The beauty of Stephen King’s debut novel, Carrie, is that we can all see the tragedy coming.
Using a quasi-epistolary format— cribbed interviews and newspaper clippings that hint at an awful tragedy that hasn’t happened yet. The tension builds and builds as teenage outsider Carrie White is bullied by her peers, terrorised by her fundamentalist mother and neglected by her teachers, while at the same time developing her mysterious powers of telekinesis.
The book makes no secret of the fact that something terrible is going to happen at the prom. The story seems to unfold in slow-motion, like watching a car crash: we wish we could stop it, but there’s nothing we can do to stop it.
Carrie is a novel that has only become more relevant in an age of cyberbullying and school shootings: one of King’s great strengths is his capacity to root horror in the mundane. His characters are real people, real specimens of the human condition: King roots horror in the human condition: no one is innocent, and most of his characters are despicable, yet relatable. It’s far too easy to see ourselves in Carries’s teachers and classmates, whether we want to admit it or not: the horror becomes all too personal when we have to ask ourselves if we would have behaved any differently.
It’s this mundanity that gives Carrie its edge. If you were to lift out the supernatural elements from Carrie and it still works as a terrifying object lesson in how not to treat people, a chilling account of a young woman finally snapping under pressure. After all, if the horror’s of today’s society have taught us anything, it’s that no one needs psychic powers to become a monster.

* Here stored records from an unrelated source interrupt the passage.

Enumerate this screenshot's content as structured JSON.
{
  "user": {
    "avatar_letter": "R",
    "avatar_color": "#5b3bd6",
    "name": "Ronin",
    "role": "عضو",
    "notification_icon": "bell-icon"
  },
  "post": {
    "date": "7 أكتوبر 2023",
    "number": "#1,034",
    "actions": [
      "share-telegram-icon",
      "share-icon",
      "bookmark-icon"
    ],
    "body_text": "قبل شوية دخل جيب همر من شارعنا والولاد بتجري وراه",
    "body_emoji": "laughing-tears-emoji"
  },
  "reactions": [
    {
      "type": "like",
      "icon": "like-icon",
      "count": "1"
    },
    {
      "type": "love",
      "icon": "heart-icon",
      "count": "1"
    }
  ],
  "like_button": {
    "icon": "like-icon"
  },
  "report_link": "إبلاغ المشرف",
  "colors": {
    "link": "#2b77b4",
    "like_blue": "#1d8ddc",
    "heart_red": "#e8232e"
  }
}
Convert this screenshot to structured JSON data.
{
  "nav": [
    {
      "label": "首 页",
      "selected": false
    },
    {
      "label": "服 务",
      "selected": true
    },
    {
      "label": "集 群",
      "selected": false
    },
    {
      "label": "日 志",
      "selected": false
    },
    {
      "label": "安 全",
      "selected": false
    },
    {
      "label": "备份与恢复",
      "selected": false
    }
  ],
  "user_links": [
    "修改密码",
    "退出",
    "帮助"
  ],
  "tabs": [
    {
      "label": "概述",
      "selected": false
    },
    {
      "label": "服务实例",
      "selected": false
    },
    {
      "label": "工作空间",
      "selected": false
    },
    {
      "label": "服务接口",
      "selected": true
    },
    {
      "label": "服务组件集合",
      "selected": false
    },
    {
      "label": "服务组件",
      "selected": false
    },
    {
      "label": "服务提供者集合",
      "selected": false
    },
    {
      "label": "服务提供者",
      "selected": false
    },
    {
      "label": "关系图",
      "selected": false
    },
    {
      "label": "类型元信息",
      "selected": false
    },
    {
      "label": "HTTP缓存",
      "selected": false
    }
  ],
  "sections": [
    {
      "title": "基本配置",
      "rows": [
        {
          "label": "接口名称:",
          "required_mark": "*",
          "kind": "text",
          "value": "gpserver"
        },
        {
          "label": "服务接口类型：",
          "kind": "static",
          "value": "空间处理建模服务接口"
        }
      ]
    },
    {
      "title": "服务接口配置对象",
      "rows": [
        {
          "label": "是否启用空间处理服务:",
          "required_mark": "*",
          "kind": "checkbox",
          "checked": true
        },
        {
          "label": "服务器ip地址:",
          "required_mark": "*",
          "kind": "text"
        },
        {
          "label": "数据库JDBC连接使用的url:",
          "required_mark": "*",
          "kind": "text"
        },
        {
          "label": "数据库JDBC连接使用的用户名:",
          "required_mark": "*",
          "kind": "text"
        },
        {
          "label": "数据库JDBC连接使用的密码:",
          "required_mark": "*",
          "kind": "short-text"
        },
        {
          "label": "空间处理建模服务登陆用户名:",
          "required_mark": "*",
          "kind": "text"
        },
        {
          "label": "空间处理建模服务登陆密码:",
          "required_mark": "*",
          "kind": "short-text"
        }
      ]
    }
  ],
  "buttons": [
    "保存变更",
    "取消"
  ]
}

800px-Aubrey_Beardsley_-_Edgar_Poe_3.jpg

2. The Fall of the House of Usher by Edgar Allen Poe

For the most part, Edgar Allen Poe eschews cheap scares in favour of tension and uncomfortable meditations on the dark side of the soul. There’s a lot to talk about in The Fall of the House of Usher, a remarkable feat given its short length: how Poe uses macrocosm and microcosm to reflect the mindset of his doomed characters, the metafictional elements, the subtext of psychological decay and hypochondria. But there’s something more specific that made the story stick in my head.
The Fall of the House of Usher is the first instance I can remember reading a jump scare in a book.
There is a moment towards the end of The Fall of the House of Usher that just clicks, where everything in the story comes together and the reader finds out exactly what is going on, and why Roderick Usher is so disturbed. I won’t give it away— it won’t take long to read, and it’s readily available in the public domain— but it’s always struck me as remarkable that Poe was somehow able to make me leap in my seat without all the tools that visual media like film has at its disposal
The scare feels all the better for feeling earned: it works because the author has built up to it, and understands that one good scare is all a story needs, that it’s enough to simply leave the reader in anticipation of the next fright without ever delivering a knockout blow.